Premium Apoio a Guaidó cria embaraço interno a Bolsonaro

Deputados do Roraima, estado na fronteira com a Venezuela, atacam decisão do presidente de ajudar refugiados. E as duas alas que compõem o governo divergem sobre intervenção numa eventual guerra.

A crise na Venezuela já alastrou ao Brasil em forma de dores de cabeça para Jair Bolsonaro, que apoia o autoproclamado presidente Juan Guaidó. Primeiro, pela divisão que procurou no seu governo: enquanto uma ala não põe de parte uma intervenção militar no país, outra recusa liminarmente qualquer participação. Depois, pelas críticas geradas no Congresso: deputados da base de apoio do presidente da República criticam o auxílio financeiro concedido aos refugiados venezuelanos em detrimento dos pobres brasileiros.
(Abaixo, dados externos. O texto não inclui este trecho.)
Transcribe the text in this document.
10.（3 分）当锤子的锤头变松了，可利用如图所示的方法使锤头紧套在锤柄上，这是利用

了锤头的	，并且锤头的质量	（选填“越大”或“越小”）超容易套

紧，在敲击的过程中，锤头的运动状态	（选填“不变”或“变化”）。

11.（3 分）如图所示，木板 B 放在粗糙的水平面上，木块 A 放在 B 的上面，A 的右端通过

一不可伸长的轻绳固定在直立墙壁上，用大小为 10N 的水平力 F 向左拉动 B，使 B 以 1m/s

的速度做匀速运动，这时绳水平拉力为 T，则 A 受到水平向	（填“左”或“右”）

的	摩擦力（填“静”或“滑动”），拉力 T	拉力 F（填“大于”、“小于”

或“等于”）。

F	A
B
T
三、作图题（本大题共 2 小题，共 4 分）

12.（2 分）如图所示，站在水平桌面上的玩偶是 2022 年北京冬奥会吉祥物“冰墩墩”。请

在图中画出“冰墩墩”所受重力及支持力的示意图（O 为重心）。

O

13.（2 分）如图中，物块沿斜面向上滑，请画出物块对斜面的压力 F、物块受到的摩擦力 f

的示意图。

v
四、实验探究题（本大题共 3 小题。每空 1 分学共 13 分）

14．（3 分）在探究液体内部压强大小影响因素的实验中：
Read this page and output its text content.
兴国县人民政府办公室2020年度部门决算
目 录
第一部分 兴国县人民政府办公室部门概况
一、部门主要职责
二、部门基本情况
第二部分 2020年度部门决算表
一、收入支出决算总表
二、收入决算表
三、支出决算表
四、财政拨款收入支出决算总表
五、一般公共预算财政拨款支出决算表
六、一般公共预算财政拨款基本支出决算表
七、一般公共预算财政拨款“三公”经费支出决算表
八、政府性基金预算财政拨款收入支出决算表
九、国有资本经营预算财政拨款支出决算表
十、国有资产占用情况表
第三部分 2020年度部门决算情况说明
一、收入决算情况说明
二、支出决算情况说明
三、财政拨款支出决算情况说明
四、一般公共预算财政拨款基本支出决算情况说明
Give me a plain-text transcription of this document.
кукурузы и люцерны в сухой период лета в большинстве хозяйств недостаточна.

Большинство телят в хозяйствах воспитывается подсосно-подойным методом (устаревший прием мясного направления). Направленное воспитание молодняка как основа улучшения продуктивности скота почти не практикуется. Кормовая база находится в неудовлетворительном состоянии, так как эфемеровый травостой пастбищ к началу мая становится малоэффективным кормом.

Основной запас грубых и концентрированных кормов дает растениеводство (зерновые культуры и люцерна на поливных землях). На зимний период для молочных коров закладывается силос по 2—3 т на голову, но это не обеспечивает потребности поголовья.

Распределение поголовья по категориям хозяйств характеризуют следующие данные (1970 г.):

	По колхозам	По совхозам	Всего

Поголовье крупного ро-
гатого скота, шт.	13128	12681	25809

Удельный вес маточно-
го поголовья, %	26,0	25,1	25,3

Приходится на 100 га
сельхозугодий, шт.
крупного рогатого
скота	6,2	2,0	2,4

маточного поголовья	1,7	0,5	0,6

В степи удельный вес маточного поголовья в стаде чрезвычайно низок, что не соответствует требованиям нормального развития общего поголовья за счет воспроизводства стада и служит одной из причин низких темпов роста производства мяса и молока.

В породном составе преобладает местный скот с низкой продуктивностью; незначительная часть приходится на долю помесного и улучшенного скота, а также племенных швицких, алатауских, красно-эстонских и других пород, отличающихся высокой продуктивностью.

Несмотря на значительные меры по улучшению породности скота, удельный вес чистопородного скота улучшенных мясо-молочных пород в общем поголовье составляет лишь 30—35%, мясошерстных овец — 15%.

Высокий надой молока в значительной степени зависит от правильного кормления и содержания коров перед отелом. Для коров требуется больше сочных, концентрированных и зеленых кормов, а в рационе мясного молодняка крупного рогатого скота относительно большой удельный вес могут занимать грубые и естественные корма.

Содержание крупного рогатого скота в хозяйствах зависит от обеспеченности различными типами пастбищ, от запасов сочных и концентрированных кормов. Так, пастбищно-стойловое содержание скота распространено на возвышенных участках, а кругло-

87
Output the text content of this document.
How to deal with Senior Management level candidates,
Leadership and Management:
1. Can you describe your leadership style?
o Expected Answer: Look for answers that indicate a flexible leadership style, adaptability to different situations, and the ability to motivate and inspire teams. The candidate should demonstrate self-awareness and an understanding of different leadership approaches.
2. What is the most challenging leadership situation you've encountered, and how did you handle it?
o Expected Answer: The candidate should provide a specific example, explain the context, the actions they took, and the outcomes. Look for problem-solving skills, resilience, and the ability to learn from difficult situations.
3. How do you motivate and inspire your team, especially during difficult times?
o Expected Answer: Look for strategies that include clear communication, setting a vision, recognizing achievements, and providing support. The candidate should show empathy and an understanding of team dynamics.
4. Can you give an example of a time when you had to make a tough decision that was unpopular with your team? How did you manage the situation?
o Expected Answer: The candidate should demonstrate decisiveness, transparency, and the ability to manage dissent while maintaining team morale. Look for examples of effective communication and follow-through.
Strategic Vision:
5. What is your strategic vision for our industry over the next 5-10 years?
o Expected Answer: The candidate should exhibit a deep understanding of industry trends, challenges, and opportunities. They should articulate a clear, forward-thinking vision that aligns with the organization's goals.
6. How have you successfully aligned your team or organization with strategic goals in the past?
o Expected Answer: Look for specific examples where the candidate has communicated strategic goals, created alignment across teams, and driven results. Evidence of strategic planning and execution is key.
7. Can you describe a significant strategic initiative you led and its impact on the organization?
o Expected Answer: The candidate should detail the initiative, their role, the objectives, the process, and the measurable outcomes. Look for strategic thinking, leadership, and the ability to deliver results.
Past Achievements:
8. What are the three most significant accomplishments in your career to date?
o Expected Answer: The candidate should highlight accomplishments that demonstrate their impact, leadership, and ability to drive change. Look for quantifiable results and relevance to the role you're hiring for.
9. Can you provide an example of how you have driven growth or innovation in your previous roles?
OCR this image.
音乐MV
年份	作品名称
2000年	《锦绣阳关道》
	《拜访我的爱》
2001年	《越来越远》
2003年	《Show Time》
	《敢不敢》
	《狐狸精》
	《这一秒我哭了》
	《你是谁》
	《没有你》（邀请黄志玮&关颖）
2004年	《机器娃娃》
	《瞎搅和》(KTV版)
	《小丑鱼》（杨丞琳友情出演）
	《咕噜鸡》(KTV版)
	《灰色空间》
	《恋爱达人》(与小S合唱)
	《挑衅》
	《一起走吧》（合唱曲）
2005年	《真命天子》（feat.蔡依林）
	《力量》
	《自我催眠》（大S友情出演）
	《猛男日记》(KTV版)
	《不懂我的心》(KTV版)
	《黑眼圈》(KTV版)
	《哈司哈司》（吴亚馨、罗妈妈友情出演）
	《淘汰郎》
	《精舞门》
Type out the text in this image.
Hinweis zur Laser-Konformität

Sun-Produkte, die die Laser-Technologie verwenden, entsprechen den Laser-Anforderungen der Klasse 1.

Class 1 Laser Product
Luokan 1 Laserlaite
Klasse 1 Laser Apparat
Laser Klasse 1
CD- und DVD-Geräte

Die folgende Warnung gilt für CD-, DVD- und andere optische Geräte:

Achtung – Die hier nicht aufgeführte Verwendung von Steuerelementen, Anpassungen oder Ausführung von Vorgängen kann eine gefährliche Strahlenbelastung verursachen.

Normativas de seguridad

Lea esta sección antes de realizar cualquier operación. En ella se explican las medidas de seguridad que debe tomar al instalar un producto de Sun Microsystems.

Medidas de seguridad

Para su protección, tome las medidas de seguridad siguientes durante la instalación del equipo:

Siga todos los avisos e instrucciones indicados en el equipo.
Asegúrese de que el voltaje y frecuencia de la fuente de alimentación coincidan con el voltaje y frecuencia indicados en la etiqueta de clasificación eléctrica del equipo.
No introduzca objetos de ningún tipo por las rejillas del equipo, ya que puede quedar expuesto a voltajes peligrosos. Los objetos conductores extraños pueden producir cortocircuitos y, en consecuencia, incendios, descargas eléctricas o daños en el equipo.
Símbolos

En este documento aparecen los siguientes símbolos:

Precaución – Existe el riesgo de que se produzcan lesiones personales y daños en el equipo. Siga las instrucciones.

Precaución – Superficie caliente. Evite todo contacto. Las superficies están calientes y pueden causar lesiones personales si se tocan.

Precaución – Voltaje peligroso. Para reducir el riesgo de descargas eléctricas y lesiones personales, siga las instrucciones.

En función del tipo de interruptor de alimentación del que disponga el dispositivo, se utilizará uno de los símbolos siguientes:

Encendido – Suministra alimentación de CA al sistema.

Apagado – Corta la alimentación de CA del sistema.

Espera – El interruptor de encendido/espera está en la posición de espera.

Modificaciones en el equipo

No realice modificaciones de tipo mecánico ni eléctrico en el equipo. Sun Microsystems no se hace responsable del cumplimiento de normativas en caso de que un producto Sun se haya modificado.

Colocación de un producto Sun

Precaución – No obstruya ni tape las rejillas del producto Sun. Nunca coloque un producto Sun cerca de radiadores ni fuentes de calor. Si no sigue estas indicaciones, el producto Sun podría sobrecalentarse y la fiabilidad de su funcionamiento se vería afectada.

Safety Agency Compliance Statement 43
A cada dia da crise, dobra ou triplica a chegada de refugiados ao Roraima, estado brasileiro que faz fronteira com a Venezuela - só no dia 30 de abril foram contabilizados mais de 800 e no dia 1 de maio cerca de 600. Bolsonaro resolveu, portanto, enviar pouco mais do equivalente a 50 milhões de euros para o acolhimento dessas pessoas. Um número considerado excessivo pelos parlamentares roraimenses.